Last fall, several construction companies hired to work on stores in Ala Moana Center’s Ewa Wing Expansion were fined for these types of work-related violations, and officials say the investigations continue to this day.

“One problem that’s happened statewide, unfortunately far too much, is contractors come in and they try to cut corners, and one of the ways they do that is by not providing their workers with TDI (Temporary Disability Insurance) and workers’ comp coverage,” said Tyler Dos Santos-Tam, executive director, Hawaii Construction Alliance. “What we found in Ala Moana last fall was that these mainland contractors would come in and just not provide their employees with the necessary coverages, especially in a situation like that and in a construction industry where they’re exposed to potentially dangerous situations.”

“We hope it will send a strong message to the contractors out there who aren’t following the law. There are many who are and it’s not fair, so we’re hoping we can level the playing field by providing this additional information out there for everybody to do the right thing,” said DLIR director Linda Chu Takayama.

Act 187, in part, increases the penalties for not having  TDI coverage, for failure to make correct or timely benefit payments, for terminating such benefits, for failure to file medical reports, for employer’s failure to provide copies of requested medical reports, for not having Workers’ Compensation coverage, and for the deduction of premium payment from employee wages.

Penalties for workers’ compensation insurance went from $10 per employee per day to $100 per employee per day, the first increase in 28 years. The penalty for non-compliance with maintaining temporary disability insurance increased from $1 per employee per day to $100 per employee per day. TDI penalties had not changed since they were first established 47 years ago in 1969.

The law also excludes some employers from having to provide TDI for themselves if they perform services for their own corporation, limited liability company (LLC), limited liability partnership (LLP), partnership, or sole proprietorship.
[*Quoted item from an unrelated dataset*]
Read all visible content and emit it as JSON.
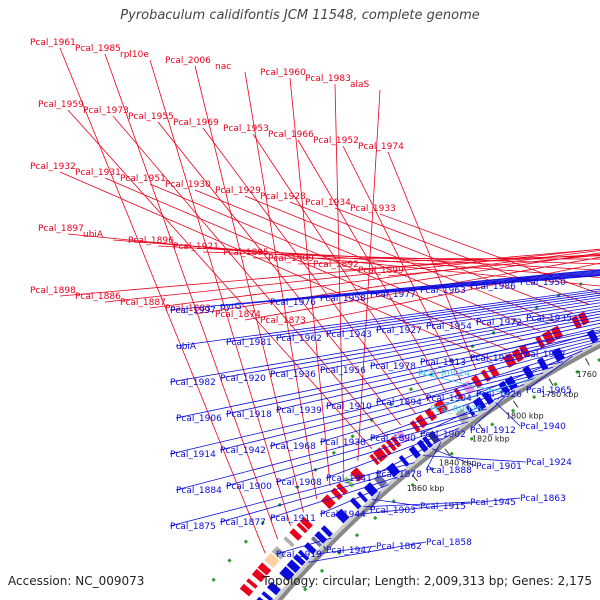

Meanwhile, Act 192 increases penalties for contractors who violate wages and hours laws.

The penalties for violations of Hawaii’s prevailing wage laws on public construction projects are changed from 10% to 25% of the amount of back wages due or $250 per offense for a first offense; from $100 to $500 or the equivalent of the back wages due for a second offense within two years; and for a third offense within three years of the second violation from $200 or the amount of back wages to two times the amount of back wages or $1,000 per offense and be suspended from any new public works project for three years.

Recently, the federal Occupational Safety and Health Administration (OSHA) announced it was increasing its maximum penalties, last adjusted in 1990, by 78%.

It is requiring state agencies, such as Hawaii’s Occupational Safety and Health Division (HIOSH), to adopt maximum penalty levels that are at least as effective as theirs. DLIR plans to submit a proposal to do so in the next session of the Legislature.

Employers are encouraged to seek information and assistance for their safety programs, provided at no cost, in advance.